Moreover, the art world creates its ecosystem of economic value. Galleries, auction houses, artists, and support staff all benefit from the industry’s high valuations. The sale of a single painting might fund years of exhibitions, cultural programmes, and philanthropic endeavours. While the optics may seem grotesque, the economics often ripple outwards in ways that are not immediately visible.
The Subjectivity of Value
Perhaps the greatest lesson from the absurd economics of contemporary art is that value is inherently subjective. What one person sees as a ridiculous indulgence, another views it as a meaningful investment. Nowhere is this more evident than in the rise of NFTs (non-fungible tokens) and the frenzy around digital collectables like CryptoPunks.
CryptoPunks, a series of 10,000 unique 8-bit digital avatars, represent the epitome of value created from seemingly nothing. These pixelated faces, featuring rudimentary designs reminiscent of 1980s computer graphics, have sold for jaw-dropping sums. For example, a single CryptoPunk recently sold for 140 Ethereum, equivalent to roughly USD 230,000 at current market rates. Unlike a physical painting or sculpture, there is no tangible object to display or enjoy—only a blockchain entry confirming ownership of a digital file anyone can screenshot. So why do people buy them?

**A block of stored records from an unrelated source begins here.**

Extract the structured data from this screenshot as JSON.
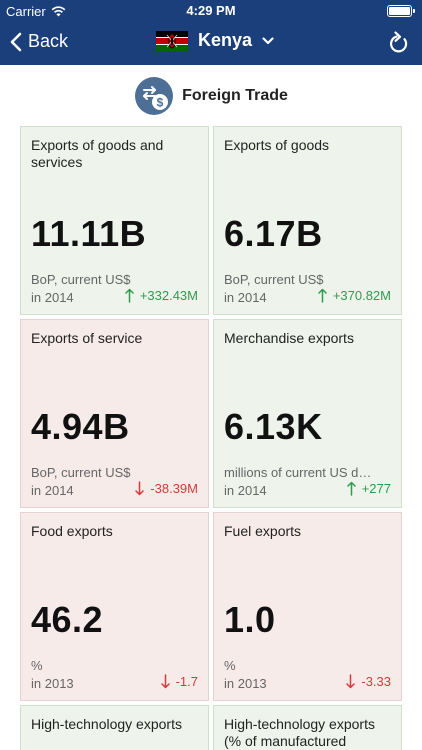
{
  "status_bar": {
    "carrier": "Carrier",
    "time": "4:29 PM"
  },
  "nav": {
    "back_label": "Back",
    "country": "Kenya"
  },
  "section": {
    "title": "Foreign Trade"
  },
  "colors": {
    "header_bg": "#1b3f7a",
    "positive": "#2e9b4e",
    "negative": "#d23b3b",
    "card_up_bg": "#eef4ec",
    "card_down_bg": "#f7ebea"
  },
  "cards": [
    {
      "title": "Exports of goods and services",
      "value": "11.11B",
      "unit": "BoP, current US$",
      "year": "in 2014",
      "change": "+332.43M",
      "trend": "up"
    },
    {
      "title": "Exports of goods",
      "value": "6.17B",
      "unit": "BoP, current US$",
      "year": "in 2014",
      "change": "+370.82M",
      "trend": "up"
    },
    {
      "title": "Exports of service",
      "value": "4.94B",
      "unit": "BoP, current US$",
      "year": "in 2014",
      "change": "-38.39M",
      "trend": "down"
    },
    {
      "title": "Merchandise exports",
      "value": "6.13K",
      "unit": "millions of current US d…",
      "year": "in 2014",
      "change": "+277",
      "trend": "up"
    },
    {
      "title": "Food exports",
      "value": "46.2",
      "unit": "%",
      "year": "in 2013",
      "change": "-1.7",
      "trend": "down"
    },
    {
      "title": "Fuel exports",
      "value": "1.0",
      "unit": "%",
      "year": "in 2013",
      "change": "-3.33",
      "trend": "down"
    },
    {
      "title": "High-technology exports",
      "trend": "up"
    },
    {
      "title": "High-technology exports (% of manufactured",
      "trend": "up"
    }
  ]
}
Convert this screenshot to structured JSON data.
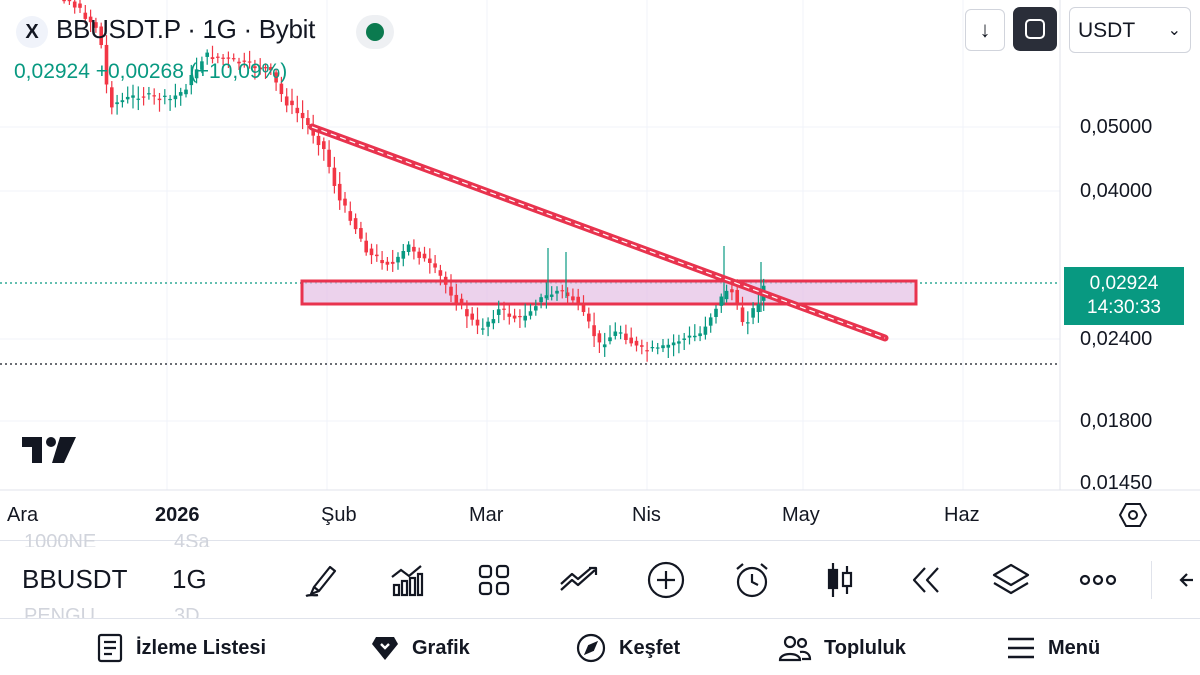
{
  "header": {
    "symbol_title": "BBUSDT.P · 1G · Bybit",
    "price_change": "0,02924 +0,00268 (+10,09%)",
    "currency": "USDT",
    "logo_glyph": "X",
    "market_status_color": "#0b7a4f"
  },
  "price_axis": {
    "labels": [
      "0,05000",
      "0,04000",
      "0,02400",
      "0,01800",
      "0,01450"
    ],
    "current_price": "0,02924",
    "countdown": "14:30:33",
    "current_price_color": "#089981"
  },
  "time_axis": {
    "labels": [
      "Ara",
      "2026",
      "Şub",
      "Mar",
      "Nis",
      "May",
      "Haz"
    ]
  },
  "toolbar": {
    "ghost_top": [
      "1000NE",
      "4Sa"
    ],
    "ghost_bottom": [
      "PENGU",
      "3D"
    ],
    "symbol": "BBUSDT",
    "interval": "1G",
    "icons": [
      "brush-icon",
      "indicators-icon",
      "layout-grid-icon",
      "compare-icon",
      "add-icon",
      "alarm-icon",
      "candle-type-icon",
      "replay-icon",
      "layers-icon",
      "more-icon",
      "back-icon"
    ]
  },
  "bottom_nav": {
    "items": [
      {
        "label": "İzleme Listesi",
        "icon": "watchlist-icon"
      },
      {
        "label": "Grafik",
        "icon": "chart-icon"
      },
      {
        "label": "Keşfet",
        "icon": "compass-icon"
      },
      {
        "label": "Topluluk",
        "icon": "community-icon"
      },
      {
        "label": "Menü",
        "icon": "menu-icon"
      }
    ]
  },
  "colors": {
    "up": "#089981",
    "down": "#f23645",
    "drawing": "#e8334e",
    "zone_fill": "#e6c3e6"
  }
}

The CryptoPunks NFT collection.
The logic parallels much of what drives the high-end art market. For some buyers, CryptoPunks and similar NFTs represent speculative investments. Their value lies in scarcity—there are only 10,000, and each is unique—combined with a belief in the long-term viability of the blockchain ecosystem. Others view these purchases as status signalling in digital spaces, much like a Veblen good in the physical world. Owning a CryptoPunk is akin to possessing a rare and exclusive badge instantly recognisable to the cryptocurrency community as a symbol of early adoption and significant wealth.

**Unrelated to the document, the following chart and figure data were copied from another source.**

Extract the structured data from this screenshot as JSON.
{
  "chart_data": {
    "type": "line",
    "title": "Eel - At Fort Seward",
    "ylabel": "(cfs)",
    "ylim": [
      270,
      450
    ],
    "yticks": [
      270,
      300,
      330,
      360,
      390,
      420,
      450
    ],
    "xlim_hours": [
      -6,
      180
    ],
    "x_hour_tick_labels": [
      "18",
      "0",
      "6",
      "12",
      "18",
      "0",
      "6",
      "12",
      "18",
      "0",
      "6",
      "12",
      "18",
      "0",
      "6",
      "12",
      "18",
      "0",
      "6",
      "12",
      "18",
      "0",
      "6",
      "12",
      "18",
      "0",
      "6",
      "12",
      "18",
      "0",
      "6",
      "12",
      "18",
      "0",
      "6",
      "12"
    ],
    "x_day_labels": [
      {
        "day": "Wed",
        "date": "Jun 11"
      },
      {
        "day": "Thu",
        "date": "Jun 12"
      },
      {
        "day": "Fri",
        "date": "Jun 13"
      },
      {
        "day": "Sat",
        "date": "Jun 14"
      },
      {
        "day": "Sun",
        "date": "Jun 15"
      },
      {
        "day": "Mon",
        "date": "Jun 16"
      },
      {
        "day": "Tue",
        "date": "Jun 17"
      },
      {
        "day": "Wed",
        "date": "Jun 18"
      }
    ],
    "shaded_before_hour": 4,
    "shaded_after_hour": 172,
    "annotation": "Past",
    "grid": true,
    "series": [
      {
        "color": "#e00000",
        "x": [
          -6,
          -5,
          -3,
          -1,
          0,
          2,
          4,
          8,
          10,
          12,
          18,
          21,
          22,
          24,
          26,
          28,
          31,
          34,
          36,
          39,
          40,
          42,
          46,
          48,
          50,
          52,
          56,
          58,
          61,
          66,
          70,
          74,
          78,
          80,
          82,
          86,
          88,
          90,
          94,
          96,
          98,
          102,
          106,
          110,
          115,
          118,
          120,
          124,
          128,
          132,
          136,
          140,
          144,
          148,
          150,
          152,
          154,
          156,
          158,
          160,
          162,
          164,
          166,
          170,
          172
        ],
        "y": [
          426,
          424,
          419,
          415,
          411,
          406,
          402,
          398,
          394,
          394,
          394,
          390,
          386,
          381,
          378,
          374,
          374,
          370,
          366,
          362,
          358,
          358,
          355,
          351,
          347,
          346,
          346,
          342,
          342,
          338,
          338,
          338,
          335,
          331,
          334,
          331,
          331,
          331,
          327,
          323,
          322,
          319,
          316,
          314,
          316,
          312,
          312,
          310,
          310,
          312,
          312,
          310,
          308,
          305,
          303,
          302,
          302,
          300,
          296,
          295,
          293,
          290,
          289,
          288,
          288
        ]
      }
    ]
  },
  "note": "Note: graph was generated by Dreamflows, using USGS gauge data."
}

Yet the phenomenon also underscores the role of narrative in ascribing value. Just as the duct-taped banana gained significance through Maurizio Cattelan’s reputation and the absurdity of its concept, CryptoPunks are imbued with cultural cachet through their origin story as one of the first major NFT projects. Buyers aren’t just purchasing pixels—they’re buying into the mythology of NFTs as the future of art and ownership, even if the artistic merit of an 8-bit avatar is negligible at best.
Ultimately, whether in the physical or digital realm, the art market operates in a space where material worth is secondary to perception, context, and storytelling. A banana on a wall becomes a $5 million statement not because of the fruit itself, and a CryptoPunk sells for hundreds of thousands of dollars not because of its artistic value but because of the narrative surrounding it. In these cases, value is less about what you own and more about what it represents—exclusivity, foresight, or simply the willingness to pay an absurd price for something others consider worthless.

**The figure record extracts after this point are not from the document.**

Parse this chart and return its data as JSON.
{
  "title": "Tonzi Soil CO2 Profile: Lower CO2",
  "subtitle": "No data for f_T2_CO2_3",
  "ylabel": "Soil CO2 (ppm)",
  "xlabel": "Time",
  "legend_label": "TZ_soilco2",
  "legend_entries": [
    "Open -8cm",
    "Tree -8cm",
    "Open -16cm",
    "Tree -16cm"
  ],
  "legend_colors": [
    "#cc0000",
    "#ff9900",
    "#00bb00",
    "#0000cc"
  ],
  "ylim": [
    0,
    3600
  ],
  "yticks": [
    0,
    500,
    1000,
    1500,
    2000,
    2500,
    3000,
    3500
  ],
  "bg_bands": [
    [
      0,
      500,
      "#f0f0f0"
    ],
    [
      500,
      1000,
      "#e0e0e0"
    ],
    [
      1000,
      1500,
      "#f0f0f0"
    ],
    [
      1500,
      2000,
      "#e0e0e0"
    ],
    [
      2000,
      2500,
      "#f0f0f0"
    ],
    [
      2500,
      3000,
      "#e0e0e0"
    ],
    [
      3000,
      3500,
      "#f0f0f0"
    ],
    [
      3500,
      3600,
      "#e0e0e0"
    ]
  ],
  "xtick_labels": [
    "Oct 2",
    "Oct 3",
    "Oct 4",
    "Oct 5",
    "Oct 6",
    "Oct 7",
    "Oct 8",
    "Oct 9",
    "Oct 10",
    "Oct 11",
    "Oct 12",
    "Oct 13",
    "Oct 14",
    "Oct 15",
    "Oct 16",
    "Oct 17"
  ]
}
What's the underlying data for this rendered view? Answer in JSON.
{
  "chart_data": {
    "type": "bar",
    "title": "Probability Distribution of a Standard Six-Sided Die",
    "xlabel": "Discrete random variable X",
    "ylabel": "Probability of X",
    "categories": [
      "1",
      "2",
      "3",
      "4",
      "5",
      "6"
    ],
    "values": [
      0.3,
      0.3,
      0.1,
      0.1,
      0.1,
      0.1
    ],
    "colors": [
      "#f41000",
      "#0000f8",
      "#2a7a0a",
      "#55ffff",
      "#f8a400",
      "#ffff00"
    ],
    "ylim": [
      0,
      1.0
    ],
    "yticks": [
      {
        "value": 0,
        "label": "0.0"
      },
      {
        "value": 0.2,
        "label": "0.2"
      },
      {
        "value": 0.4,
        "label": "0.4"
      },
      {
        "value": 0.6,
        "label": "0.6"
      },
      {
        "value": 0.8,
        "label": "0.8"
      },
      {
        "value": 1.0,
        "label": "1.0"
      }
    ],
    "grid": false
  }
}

The Enduring Allure of the Absurd
In the end, the absurd economics of contemporary art reveal as much about society as it does about the art world. The willingness to pay astronomical sums for objects of questionable intrinsic value speaks to humanity’s deep desire for meaning, status, and connection. Whether these purchases are seen as symbols of excess or expressions of individuality, they underscore art’s enduring power to provoke, inspire, and challenge.
For all its eccentricities, the art market continues to thrive precisely because it defies logic. It is a space where a duct-taped banana can command millions and a French videographer can transform into an art-world darling. To dismiss this as mere folly is to miss the point. In contemporary art, absurdity is not a bug but a feature.